家のお風呂になど入らせてもらえないので、
いつも川の中で体を洗っていたのだ。
……冬は酷くきつかったのを今でも美冬は
覚えている。
なめらかなクリーム色のバスタブにはすでに
湯が張ってあった。
色とりどりの泡が浮いている。
「さあ、ミフユさま」
「え、ちょっと、きゃああああっ!!」
いきなり服を脱がされ、美冬は湯の中に付け
られた。
家の使用人達(一人をのぞく)にさえ構われ
なかった彼女は、そんな事をされたのは初めてで
真っ赤になっていた。
体と髪を隅々まで洗われ、ピカピカに磨き上げ
られた後入浴は終わった。
恥ずかしかったけれど、お湯はとても温かくて
気持ちよかった、と美冬は思う。
魔法で体と髪を乾かされた後、髪は綺麗に結い
上げられて輝く髪飾りをつけられた――。
次は朝食の時間との事で、次々といい匂いの
料理が運び込まれた。
白い木のテーブルに並んだのは、食べきれない
ほどの量である。
異世界の料理、つまり美冬がいた世界の料理が
出されたのだけれど、美冬は一度だって箸をつけた
事がない物だった。
「ミフユ。
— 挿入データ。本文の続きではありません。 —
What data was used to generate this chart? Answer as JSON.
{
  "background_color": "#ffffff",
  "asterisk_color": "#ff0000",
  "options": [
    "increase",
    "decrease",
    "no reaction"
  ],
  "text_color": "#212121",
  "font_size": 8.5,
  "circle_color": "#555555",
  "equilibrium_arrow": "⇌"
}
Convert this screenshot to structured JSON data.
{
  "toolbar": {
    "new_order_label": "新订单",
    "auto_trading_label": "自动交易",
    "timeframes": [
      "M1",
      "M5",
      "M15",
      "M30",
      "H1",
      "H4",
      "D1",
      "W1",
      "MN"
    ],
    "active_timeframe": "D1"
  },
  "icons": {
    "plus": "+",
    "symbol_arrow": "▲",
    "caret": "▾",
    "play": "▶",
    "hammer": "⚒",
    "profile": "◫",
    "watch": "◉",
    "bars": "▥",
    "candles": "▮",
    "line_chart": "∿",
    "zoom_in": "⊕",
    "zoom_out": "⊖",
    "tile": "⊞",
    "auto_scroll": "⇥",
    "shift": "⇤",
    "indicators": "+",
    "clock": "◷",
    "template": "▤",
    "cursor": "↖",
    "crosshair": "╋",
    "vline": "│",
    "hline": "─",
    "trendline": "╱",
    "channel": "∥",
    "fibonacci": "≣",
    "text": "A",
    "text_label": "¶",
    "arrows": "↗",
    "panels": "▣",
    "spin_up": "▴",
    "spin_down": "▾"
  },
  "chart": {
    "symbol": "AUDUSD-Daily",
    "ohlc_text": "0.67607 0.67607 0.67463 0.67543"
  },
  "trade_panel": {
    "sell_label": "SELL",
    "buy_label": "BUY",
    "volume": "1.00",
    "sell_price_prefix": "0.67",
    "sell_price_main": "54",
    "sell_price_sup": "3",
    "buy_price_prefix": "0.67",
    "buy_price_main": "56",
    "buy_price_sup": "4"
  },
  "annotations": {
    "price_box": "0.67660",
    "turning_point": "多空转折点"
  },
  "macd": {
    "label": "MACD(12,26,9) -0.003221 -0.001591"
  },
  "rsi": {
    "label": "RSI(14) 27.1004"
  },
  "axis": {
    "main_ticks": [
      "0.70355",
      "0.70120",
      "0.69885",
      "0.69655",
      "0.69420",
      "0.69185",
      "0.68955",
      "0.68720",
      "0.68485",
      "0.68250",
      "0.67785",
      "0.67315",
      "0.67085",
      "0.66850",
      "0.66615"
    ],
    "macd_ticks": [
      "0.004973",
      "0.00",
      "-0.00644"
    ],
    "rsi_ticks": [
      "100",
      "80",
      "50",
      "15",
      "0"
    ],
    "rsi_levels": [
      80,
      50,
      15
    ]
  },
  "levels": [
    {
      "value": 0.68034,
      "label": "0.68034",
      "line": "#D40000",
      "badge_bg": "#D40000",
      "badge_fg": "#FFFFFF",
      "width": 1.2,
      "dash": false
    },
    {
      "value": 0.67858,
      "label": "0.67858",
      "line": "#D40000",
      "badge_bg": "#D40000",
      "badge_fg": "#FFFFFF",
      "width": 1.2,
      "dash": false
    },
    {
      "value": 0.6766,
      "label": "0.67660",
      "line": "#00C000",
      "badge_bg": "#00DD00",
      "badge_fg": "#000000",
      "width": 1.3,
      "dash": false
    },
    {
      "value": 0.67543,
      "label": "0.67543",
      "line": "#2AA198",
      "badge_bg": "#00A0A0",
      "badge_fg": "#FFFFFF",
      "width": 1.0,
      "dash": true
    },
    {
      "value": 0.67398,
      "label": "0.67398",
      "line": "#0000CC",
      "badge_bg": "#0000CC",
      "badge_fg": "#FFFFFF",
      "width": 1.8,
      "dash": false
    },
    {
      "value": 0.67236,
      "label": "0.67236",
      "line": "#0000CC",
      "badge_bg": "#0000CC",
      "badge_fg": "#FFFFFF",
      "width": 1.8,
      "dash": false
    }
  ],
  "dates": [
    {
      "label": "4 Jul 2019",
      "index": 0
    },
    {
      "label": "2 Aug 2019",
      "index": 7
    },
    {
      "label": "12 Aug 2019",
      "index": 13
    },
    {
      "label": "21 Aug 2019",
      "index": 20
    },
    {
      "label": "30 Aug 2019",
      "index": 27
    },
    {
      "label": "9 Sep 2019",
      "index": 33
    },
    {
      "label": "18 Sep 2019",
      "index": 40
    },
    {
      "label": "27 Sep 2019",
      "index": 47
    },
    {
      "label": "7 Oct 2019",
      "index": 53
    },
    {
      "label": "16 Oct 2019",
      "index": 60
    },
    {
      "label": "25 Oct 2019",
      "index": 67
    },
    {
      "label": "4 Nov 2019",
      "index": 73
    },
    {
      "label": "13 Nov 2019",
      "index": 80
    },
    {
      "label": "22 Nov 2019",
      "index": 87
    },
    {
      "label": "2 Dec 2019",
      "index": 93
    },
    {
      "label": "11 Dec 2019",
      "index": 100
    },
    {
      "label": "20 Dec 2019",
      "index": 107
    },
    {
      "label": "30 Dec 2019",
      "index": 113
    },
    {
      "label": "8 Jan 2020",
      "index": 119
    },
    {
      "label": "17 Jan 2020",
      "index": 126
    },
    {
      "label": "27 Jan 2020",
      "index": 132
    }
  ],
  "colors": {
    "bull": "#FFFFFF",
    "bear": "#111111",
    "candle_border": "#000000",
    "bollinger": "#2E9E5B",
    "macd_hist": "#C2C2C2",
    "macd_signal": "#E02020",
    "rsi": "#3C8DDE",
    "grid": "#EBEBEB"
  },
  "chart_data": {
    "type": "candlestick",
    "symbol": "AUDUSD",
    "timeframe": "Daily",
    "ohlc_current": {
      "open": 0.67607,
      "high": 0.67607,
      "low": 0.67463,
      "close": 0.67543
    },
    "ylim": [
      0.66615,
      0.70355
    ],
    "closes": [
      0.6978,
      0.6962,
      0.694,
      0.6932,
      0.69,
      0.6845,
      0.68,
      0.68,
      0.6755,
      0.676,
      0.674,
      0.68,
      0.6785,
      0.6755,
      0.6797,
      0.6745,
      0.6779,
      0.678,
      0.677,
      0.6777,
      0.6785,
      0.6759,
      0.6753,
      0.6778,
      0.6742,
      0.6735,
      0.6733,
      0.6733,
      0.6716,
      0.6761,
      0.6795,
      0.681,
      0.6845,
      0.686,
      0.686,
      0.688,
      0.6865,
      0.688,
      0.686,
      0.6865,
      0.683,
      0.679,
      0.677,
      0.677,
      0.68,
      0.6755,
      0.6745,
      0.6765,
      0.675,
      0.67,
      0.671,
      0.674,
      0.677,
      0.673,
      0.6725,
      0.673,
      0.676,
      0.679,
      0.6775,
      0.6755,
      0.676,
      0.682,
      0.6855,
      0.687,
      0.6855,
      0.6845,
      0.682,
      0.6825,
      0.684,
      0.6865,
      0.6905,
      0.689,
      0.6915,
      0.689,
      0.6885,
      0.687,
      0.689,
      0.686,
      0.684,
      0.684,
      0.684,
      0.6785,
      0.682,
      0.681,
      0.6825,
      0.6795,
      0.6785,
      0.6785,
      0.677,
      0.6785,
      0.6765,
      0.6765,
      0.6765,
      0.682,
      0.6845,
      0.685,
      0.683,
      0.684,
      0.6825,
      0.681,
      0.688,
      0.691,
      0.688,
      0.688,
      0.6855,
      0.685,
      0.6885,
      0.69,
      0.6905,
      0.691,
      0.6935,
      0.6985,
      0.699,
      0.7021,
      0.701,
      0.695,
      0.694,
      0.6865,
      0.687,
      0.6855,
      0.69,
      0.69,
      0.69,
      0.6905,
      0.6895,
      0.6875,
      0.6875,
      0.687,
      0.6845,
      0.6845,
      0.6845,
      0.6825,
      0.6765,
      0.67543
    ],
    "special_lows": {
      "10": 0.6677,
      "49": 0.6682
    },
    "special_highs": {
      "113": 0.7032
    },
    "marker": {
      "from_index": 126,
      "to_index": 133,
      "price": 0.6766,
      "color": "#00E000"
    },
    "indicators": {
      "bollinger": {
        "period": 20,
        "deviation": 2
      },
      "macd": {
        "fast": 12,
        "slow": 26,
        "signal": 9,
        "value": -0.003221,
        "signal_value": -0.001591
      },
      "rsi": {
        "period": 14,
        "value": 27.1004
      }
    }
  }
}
どう? 君の世界の物ばかりだよ」
美冬は羞恥で顔を真っ赤に染めていた。
噛みしめられた赤い唇から、微かな血が滲む。
カイン達は知らないのだ。自分が、向こうの世界
ではいい思いをしていなかった事が。
こんなご馳走なんて、一度も食べた事がない
事が……。
「……」
「ミフユ!?」
次第に、ぼろぼろと彼女の黒めがちの目から涙が
あふれ出した。
悲しさと、悔しさと、嬉しさが入り混じった涙
だった。
泣くなんてさらにみじめになってしまうと思う
けれど、とても止められそうにない。
美冬は泣きながらカインに語った。
「……食べた事、ないの……」
「え?」
「……私、一度だってこんな物食べた事ないの。食べ
方も分からない……」
呆れられるだろうか? 笑われるだろうか?
それとも、見捨てられるだろうか……。
そう思っていた美冬なのだけれど、カインがした
事はそのどれでもなかった。
「泣かないで、ミフユ」
優しく抱き寄せるとその頬に口づけしたのだ。
美冬はびっくりしたように固まり、涙もいつの間にか
止まっていた。
カインはその後も優しく、いろいろと食べ方を調べ、
一つずつ美冬に教えてくれた。
ちなみに出された料理は、野菜がたっぷり入った
シチュー、ジューシーなハンバーグ、こってりした
魚の照り焼き、焼き立てのパンというらしい。
何故美冬の世界の料理の事を彼らが知っているのか
というと、実はカインの兄が異世界を見る事の出来る
道具を持っていて、あちらの料理などを取り寄せたり
出来る、ようだった。
「……カインは、とてもいい人なのね」
「そ、そうかな……? 僕の事、気に入ってくれた?」
「ええ……」
美冬はにっこりと楽しそうに笑う。しかし、それは
彼女の演技だった。
彼らを油断させるため、美冬はあえて嬉しそうな顔を
したのである。
彼女はカインに自分はふさわしくないとずっと思って
いたのだ。
あんな優しい彼なんかに、世界を呪うような発言を
していた自分なんて似合う訳がない、と。
夜になり、三人のメイドに寝間着に着替えさせられた
美冬は、寝たふりをして油断させ鍵のかかっていない
木枠の窓から抜け出した。
ここは一階なので、怪我をする心配はない。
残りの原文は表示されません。